Increasing scrutiny and regulation of Airbnb's home rental services, in addition to its yet-unannounced but impending IPO, is leading the company to diversify its offerings.

Airbnb now offers its users more than just somewhere to stay. The company has yet to make a profit.
Airbnb now offers its users more than just somewhere to stay. The company has yet to make a profit. (TRT World and Agencies)

Airbnb is expanding its services and turning itself into a digital travel agency. ‘Trips' is a new feature that will "make travel magical again," the company announced on Thursday.

Brian Chesky, the Airbnb CEO says the company is no longer just about home stays, "Airbnb is … bringing together where you stay, what you do, and the people you meet in one place."

Airbnb says ‘Trips', currently featuring ‘Experiences,' ‘Places,' and ‘Homes,' will also feature ‘Flights' and ‘Services' in the future.
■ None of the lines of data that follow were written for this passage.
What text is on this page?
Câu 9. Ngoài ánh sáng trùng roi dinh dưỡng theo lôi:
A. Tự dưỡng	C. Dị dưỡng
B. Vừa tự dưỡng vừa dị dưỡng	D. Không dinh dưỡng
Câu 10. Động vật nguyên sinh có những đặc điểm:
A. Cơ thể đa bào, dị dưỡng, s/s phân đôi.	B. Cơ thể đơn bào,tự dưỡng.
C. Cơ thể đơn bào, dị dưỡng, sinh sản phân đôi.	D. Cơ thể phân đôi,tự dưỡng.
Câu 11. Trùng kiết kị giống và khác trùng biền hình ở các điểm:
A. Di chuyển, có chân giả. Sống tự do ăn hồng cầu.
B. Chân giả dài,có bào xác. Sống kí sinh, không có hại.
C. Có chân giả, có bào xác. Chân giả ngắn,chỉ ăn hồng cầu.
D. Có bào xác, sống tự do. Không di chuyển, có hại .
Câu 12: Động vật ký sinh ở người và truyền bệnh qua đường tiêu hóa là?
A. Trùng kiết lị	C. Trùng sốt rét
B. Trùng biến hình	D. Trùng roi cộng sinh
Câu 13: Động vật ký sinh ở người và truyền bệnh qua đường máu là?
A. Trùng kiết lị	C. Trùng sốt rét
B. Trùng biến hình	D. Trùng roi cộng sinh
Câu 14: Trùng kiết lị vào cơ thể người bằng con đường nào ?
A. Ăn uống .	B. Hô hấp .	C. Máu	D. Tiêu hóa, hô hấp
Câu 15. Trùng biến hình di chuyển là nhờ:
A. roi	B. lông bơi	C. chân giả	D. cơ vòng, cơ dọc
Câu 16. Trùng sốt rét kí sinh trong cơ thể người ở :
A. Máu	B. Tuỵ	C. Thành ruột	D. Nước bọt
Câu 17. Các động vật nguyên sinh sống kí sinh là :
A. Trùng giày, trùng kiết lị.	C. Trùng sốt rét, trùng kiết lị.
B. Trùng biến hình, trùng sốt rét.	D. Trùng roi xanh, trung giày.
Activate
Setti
The service mirrors what travel agencies used to do before the growth of online flight and hotel booking web sites cut into that industry, and will compete with the likes of,, and dozens of others.

Speaking at the start of Airbnb Open, a three-day employee gathering, Chesky suggested the company wants to become a one-stop destination for travellers. "If you want to travel, you basically end up on a research project," he said, telling the audience "We want to fix this."

Airbnb has faced criticism for everything from being an agent of gentrification to turning a blind eye to racism. The company has taken steps to address complaints of discrimination by announcing a "zero tolerance" policy for renters denying housing to people based on race. It denies playing any role in gentrification and homelessness, even though critics say Airbnb spaces decrease the availability of housing and increase prices.

This has not stopped some cities, such as New York and San Francisco, to closely examine the company's practices and, to some extent, restrict them. In both cities, the hotel industries believe that the company cuts into their profits.

For a company whose income depends on commission from fees, Airbnb's expansion into a full-service travel app may benefit its bottom line. The company will take a 20 percent cut of the fees "experience hosts" charge, The Wall Street Journal reports. For home rentals, in addition to a 6 to 12 percent service fee from guests, the company takes a 3 percent cut from property hosts.

Founded in 2008, Airbnb is Silicon Valley's second most valuable private company after Uber. The company, valued at $30 billion, has not made a profit yet.

Chesky told WIRED magazine the company is trying to become a publicly traded company "as soon as possible". However, he also suggested there was no rush, that Airbnb's investors are "very happy for us to stay private. And we agree that when it's best for the business we're going to do it."

‘Trips' is currently available in 12 cities, from Amsterdam to Vancouver with around 500 Experiences, activities that are designed and led by locals, ranging from a Samurai Swordplay workshop to Truffle Hunting in Tuscany, for example. ‘Places' includes tips from locals for what to do when you get to your destination, as well as audio walking tours.